Trump is ignoring the lessons of history.

NATO was designed to stifle the motives for war; the EU was meant to kill the means. Ryan Bohl has explained why encouraging the continent that produced two world wars to fashion swords from plowshares is a terrible idea.

If Europe rearms and remains united, it opens the door to transatlantic disunity. If Europe rearms and fragments, it means a return to history. If Europe doesn’t rearm, it could not stand up to an assertive Russia, a hostile Turkey and a China with increasingly far-flung ambitions.

Pre-war American strategists, such as Halford Mackinder, Alfred Thayer Mahan and Nicholas Spykman, understood that if a power in Eurasia could exercise decisive influence over two of the world’s three most economically productive regions — East Asia and Western Europe — the third, North America, would not be far behind.

World War II drove that message home.

During the Cold War, the fear was that Russia could exercise such an influence, and America allied itself with Japan, Korea, Taiwan and Western Europe — and restored relations with China — to prevent Soviet power from menacing North America.

The threat today is China and its One Belt, One Road initiative, which — with or without Russian connivance — proposes to tie Eurasia together under Beijing’s leadership. It’s Mackinder’s nightmare.

Trump calls himself a China hawk, but he doesn’t have the foresight to see how self-defeating his anti-Europe policy is.

Power and legitimacy

The democracies of East Asia and Europe didn’t follow America’s lead during the Cold War because they decided it was the lesser of two evils. They followed America’s lead because they trusted it would not abuse its power and always put America first.

Henry Kissinger, the architect of détente with China, understood — and writes in World Order (2014) — that power needs to be married with legitimacy.
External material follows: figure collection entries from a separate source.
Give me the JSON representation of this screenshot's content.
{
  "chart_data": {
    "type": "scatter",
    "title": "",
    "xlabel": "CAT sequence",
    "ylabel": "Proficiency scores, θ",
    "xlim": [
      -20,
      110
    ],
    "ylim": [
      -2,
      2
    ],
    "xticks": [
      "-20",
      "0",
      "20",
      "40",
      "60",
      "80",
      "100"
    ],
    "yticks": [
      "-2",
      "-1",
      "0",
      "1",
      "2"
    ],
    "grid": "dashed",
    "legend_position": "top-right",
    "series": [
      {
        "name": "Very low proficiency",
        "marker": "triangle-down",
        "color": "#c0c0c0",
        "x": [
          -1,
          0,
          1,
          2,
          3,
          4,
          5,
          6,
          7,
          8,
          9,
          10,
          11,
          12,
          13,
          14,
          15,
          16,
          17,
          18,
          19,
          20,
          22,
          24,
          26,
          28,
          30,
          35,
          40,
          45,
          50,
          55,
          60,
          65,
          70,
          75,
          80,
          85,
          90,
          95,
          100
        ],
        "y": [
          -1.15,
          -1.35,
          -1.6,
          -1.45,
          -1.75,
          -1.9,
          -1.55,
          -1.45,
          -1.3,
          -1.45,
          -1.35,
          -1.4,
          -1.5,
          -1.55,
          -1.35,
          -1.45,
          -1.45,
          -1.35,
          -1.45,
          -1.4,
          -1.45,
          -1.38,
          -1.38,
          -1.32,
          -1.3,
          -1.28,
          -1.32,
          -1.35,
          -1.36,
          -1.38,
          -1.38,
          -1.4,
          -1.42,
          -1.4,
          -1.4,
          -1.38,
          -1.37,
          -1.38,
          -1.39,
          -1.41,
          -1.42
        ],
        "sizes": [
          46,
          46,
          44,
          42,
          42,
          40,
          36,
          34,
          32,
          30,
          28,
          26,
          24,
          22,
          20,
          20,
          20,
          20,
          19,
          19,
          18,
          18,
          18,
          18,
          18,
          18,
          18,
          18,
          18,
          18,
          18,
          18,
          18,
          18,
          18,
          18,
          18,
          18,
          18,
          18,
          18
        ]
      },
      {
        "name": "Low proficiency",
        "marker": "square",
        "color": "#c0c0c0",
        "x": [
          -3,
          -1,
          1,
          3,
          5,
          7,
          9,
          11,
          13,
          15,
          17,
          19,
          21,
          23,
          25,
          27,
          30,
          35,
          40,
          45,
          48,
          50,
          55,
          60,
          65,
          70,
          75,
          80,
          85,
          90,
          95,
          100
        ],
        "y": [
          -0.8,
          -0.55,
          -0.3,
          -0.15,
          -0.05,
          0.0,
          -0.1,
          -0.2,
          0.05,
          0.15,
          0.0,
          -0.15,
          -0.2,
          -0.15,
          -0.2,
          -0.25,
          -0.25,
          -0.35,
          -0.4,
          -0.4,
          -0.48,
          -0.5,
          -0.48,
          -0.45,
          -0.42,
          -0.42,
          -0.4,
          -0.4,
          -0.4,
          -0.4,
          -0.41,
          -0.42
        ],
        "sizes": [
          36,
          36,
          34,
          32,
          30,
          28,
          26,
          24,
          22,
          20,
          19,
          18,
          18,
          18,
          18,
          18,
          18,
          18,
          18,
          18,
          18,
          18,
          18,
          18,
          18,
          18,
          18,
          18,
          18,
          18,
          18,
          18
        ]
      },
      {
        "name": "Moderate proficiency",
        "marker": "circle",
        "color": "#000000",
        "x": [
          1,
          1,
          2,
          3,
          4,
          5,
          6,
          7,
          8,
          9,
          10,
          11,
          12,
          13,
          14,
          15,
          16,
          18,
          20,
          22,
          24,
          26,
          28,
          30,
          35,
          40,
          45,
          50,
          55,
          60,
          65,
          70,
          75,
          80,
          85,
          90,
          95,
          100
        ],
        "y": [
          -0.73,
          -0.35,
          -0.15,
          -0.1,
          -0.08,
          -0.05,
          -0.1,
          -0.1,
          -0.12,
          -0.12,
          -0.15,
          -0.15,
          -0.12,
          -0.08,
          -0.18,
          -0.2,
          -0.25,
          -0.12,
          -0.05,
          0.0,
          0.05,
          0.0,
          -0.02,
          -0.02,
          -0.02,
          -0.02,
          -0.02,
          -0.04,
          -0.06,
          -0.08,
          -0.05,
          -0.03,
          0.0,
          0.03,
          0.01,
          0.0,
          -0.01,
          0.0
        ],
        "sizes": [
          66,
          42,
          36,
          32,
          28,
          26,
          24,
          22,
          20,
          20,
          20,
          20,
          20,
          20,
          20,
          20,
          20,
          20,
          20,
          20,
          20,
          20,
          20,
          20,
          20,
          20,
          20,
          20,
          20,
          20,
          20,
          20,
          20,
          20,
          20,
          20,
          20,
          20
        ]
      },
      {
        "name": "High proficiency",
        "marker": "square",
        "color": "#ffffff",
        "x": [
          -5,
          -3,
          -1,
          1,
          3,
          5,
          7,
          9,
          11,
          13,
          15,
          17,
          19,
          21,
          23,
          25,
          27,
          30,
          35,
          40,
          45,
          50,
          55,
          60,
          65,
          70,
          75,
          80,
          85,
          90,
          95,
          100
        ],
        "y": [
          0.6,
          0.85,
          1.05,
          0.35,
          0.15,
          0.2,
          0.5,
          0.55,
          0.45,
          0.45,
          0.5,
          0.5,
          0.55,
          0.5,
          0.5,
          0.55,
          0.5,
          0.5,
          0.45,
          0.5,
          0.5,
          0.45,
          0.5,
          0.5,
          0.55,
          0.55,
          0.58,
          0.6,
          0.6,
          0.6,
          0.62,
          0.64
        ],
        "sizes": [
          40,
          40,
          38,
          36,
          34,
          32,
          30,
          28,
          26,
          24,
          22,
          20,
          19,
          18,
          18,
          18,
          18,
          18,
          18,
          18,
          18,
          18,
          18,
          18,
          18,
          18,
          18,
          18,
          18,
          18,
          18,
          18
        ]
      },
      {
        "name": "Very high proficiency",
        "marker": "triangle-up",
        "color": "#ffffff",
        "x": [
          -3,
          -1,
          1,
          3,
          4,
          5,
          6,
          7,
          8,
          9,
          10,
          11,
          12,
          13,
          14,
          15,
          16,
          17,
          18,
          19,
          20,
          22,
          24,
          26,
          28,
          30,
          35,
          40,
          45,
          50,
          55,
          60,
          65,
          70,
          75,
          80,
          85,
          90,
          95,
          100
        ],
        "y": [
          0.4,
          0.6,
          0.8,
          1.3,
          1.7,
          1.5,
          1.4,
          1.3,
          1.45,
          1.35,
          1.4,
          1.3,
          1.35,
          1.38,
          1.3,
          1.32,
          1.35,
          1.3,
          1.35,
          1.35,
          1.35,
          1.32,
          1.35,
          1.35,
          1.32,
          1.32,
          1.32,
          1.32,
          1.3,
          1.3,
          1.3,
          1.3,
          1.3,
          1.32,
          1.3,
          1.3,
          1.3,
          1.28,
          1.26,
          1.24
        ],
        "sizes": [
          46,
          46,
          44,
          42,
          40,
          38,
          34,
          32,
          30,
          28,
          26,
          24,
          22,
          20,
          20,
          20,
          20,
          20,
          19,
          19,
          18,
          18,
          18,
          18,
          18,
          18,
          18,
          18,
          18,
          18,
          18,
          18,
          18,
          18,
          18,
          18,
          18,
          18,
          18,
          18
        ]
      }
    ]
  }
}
Legitimacy without power is a paper tiger. That is what the EU will be if it doesn’t rearm.

Power without legitimacy is a bully. That’s Trump.

Other democracies have stepped up where America has pulled back. The EU, owing to the size of its common market, has the power to set international standards and is trying to leverage that power to preserve a relatively free international trade regime. Australia and Japan carried on the Trans Pacific Partnership when Trump withdrew from it.

But only America has the wherewithal to defend a liberal world order when pressure and persuasion fail.

Short-term self-interest has already led Germany to build its own natural gas pipeline to Russia; Belgium, Greece, Italy, the Netherlands and Spain to sell China sometimes controlling stakes in their ports; and the United Kingdom to give China’s Huawei a role in building its mobile network.

Trump argued against those decisions, but Europe isn’t listening. Why should we?